Monday, February 22, 2010

Life & Death

This morning I met up with a new friend for tea to discuss some future travel plans. Eventually, we landed on the topic of our current studio practices. While discussing our own work, parallels began to emerge: the fragility of life and cultural numbness towards death. He suggested I check out the artist Bill Viola for a particular video installation: Nantes Triptych.
"Three large-scale panels of projected video images form a configuration based on the triptych alterpiece. The left panel shows an image of a young woman in the process of giving birth. The right panel shows an image of an old woman in the process of dying. Both are documents of actual events.
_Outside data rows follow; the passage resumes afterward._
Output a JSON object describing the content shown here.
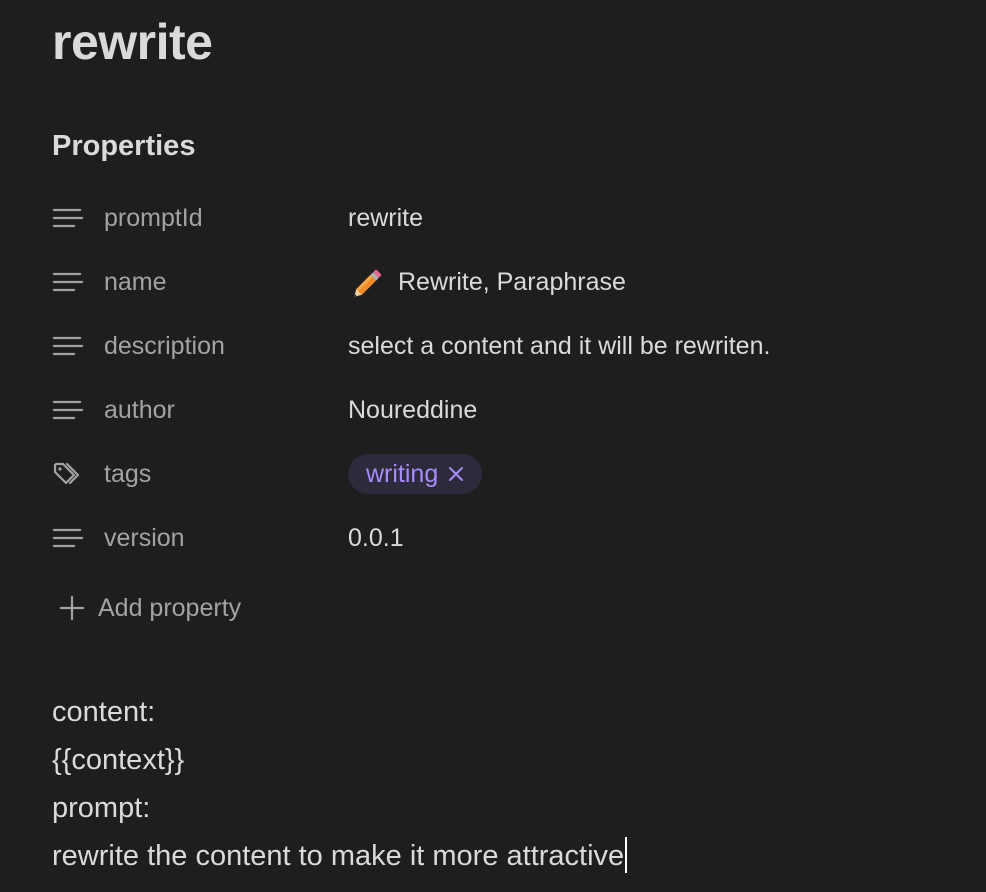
{
  "note": {
    "title": "rewrite"
  },
  "properties": {
    "heading": "Properties",
    "items": [
      {
        "key": "promptId",
        "icon": "text-lines-icon",
        "value": "rewrite"
      },
      {
        "key": "name",
        "icon": "text-lines-icon",
        "value_emoji": "pencil-emoji",
        "value": "Rewrite, Paraphrase"
      },
      {
        "key": "description",
        "icon": "text-lines-icon",
        "value": "select a content and it will be rewriten."
      },
      {
        "key": "author",
        "icon": "text-lines-icon",
        "value": "Noureddine"
      },
      {
        "key": "tags",
        "icon": "tags-icon",
        "tags": [
          "writing"
        ]
      },
      {
        "key": "version",
        "icon": "text-lines-icon",
        "value": "0.0.1"
      }
    ],
    "add_label": "Add property"
  },
  "body": {
    "lines": [
      "content:",
      "{{context}}",
      "prompt:",
      "rewrite the content to make it more attractive"
    ]
  },
  "colors": {
    "background": "#1e1e1e",
    "text": "#dadada",
    "muted": "#a3a3a3",
    "tag_text": "#a88bfa",
    "tag_bg": "#2d2b3b"
  }
}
The central panel shows an image of a clothed man underwater moving through alternate stages of turbulence and undulating stillness, held in fragile suspension before an indistinct, shadowy space, suspended between birth and death."
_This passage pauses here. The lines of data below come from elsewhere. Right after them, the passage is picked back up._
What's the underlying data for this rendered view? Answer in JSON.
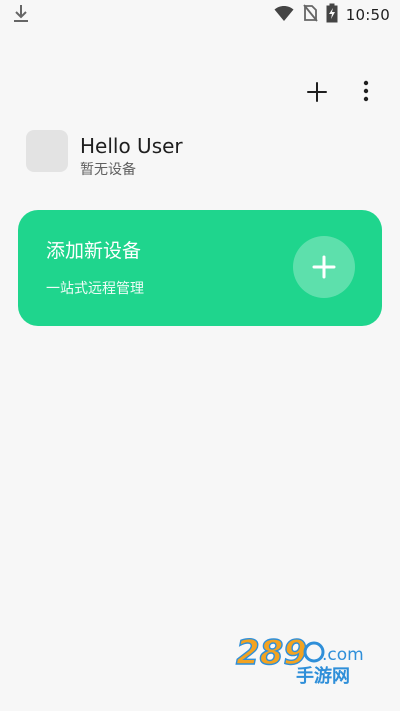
{
  "status_bar": {
    "time": "10:50",
    "icons": [
      "download-icon",
      "wifi-icon",
      "no-sim-icon",
      "battery-charging-icon"
    ]
  },
  "toolbar": {
    "add_icon": "plus-icon",
    "more_icon": "more-vertical-icon"
  },
  "profile": {
    "name": "Hello User",
    "subtitle": "暂无设备"
  },
  "add_device_card": {
    "title": "添加新设备",
    "subtitle": "一站式远程管理",
    "icon": "plus-icon",
    "color": "#1fd58d"
  },
  "watermark": {
    "text": "289.com 手游网"
  }
}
I have not seen the installation, but I can image having a strong emotional response to the work. Video is something I have always been interested in, but never really experimented with. I highly value the medium in comparison to photography for a few reasons: the sheer volume of footage and the amount of thought/preparation that goes into each scene. I respect actual film more because I think of each frame as a photograph, and sometimes, it takes millions of "photographs" to make one film. One of my professors, Gina Rymarcsuk, suggested I take a film class because I might just love it more than photography. I have yet to do so, but I have been contemplating purchasing my own video camera. I guess if I am going to tackle my studio work from every angle possible, video might have to take precedent one of these days.